READING I’m rereading a collection of autobiographical sketches published in 1906 — “The Life Stories of Undistinguished Americans as Told by Themselves,” edited by Hamilton Holt. Hearing the words of ordinary people is very dear to documentary filmmakers. Also Fergus M. Bordewich’s history of the Underground Railroad, “Bound for Canaan.” Bordewich writes history like a film I want to see. He is so true to his cause and so affectionate toward the things he investigates. And “Odysseus in America,” by Jonathan Shay, about combat trauma. He uses the sociology of ancient warriors and applies it to the present.
LISTENING When I’m at my computer, I tune in to radio stations from around the world, anything with non-English lyrics. When I’m driving I enjoy podcasts such as “Inquiring Minds,” “You’re the Expert” and New York City history from “The Bowery Boys.”
WATCHING I enjoyed “Sacro GRA,” by Gianfranco Rosi, which is a series of portraits of people living along a congested beltway around Rome. I also enjoy the outstanding programming at Maysles Cinema. This is a special screening room up in Harlem run by the Maysles film company and family. I recently saw “Salesman” there, which is the core film on the syllabus of any introductory course in documentary film.
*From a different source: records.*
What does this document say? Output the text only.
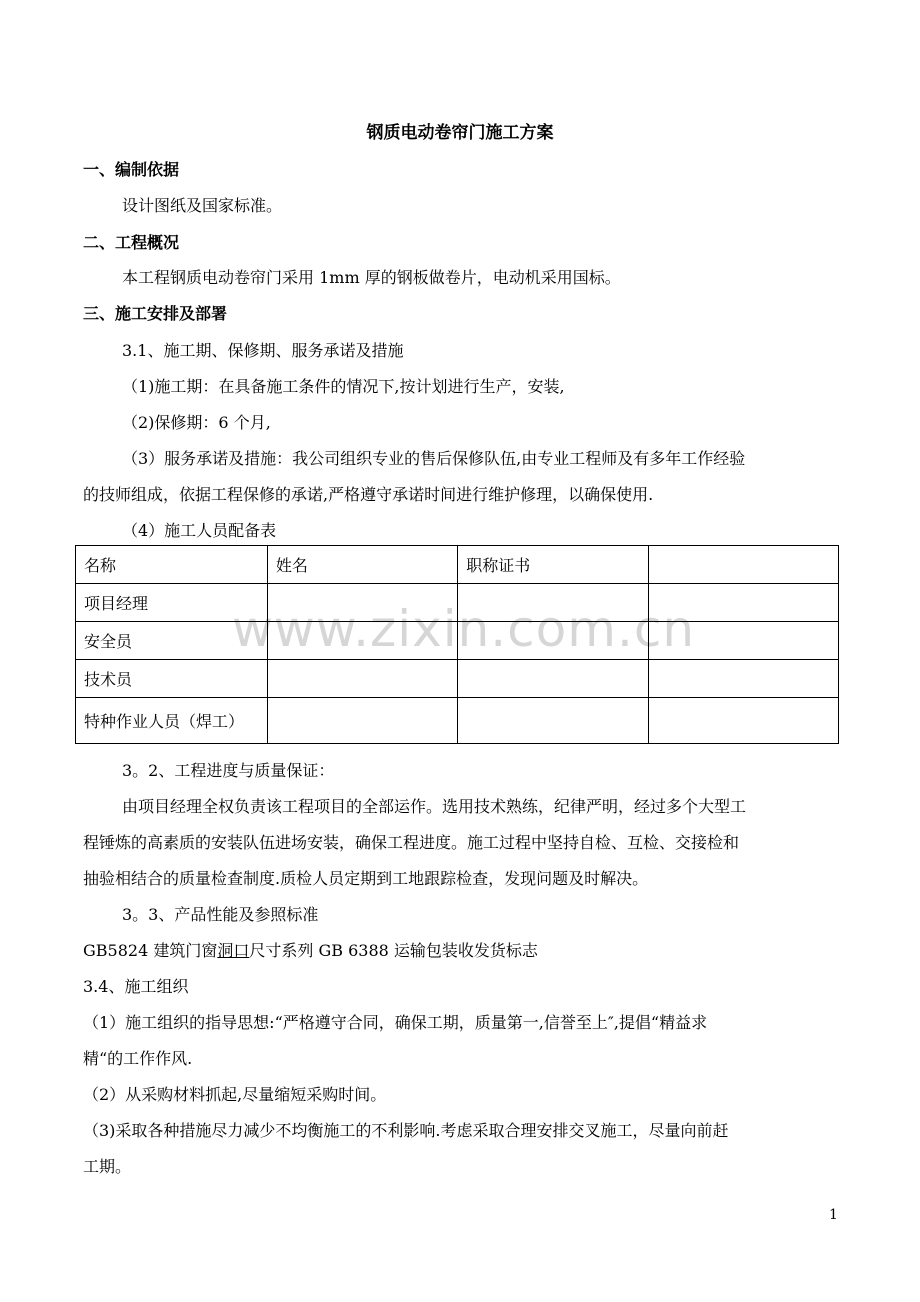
www.zixin.com.cn
钢质电动卷帘门施工方案
一、编制依据
设计图纸及国家标准。
二、工程概况
本工程钢质电动卷帘门采用 1mm 厚的钢板做卷片，电动机采用国标。
三、施工安排及部署
3.1、施工期、保修期、服务承诺及措施
（1)施工期：在具备施工条件的情况下,按计划进行生产，安装,
（2)保修期：6 个月,
（3）服务承诺及措施：我公司组织专业的售后保修队伍,由专业工程师及有多年工作经验
的技师组成，依据工程保修的承诺,严格遵守承诺时间进行维护修理，以确保使用.
（4）施工人员配备表
名称	姓名	职称证书	
项目经理			
安全员			
技术员			
特种作业人员（焊工）			
3。2、工程进度与质量保证：
由项目经理全权负责该工程项目的全部运作。选用技术熟练，纪律严明，经过多个大型工
程锤炼的高素质的安装队伍进场安装，确保工程进度。施工过程中坚持自检、互检、交接检和
抽验相结合的质量检查制度.质检人员定期到工地跟踪检查，发现问题及时解决。
3。3、产品性能及参照标准
GB5824 建筑门窗洞口尺寸系列 GB 6388 运输包装收发货标志
3.4、施工组织
（1）施工组织的指导思想:“严格遵守合同，确保工期，质量第一,信誉至上″,提倡“精益求
精“的工作作风.
（2）从采购材料抓起,尽量缩短采购时间。
（3)采取各种措施尽力减少不均衡施工的不利影响.考虑采取合理安排交叉施工，尽量向前赶
工期。
1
FOLLOWING The website Nonfics has writing about documentaries by people who love them. The information and details they give are qualitatively different from other reviews on the Internet. Also Notebook from MUBI, which is a digital magazine of international cinema and film culture. They put an arm around filmmakers and show there is a space for films that are smaller and humbler and different than the mainstream.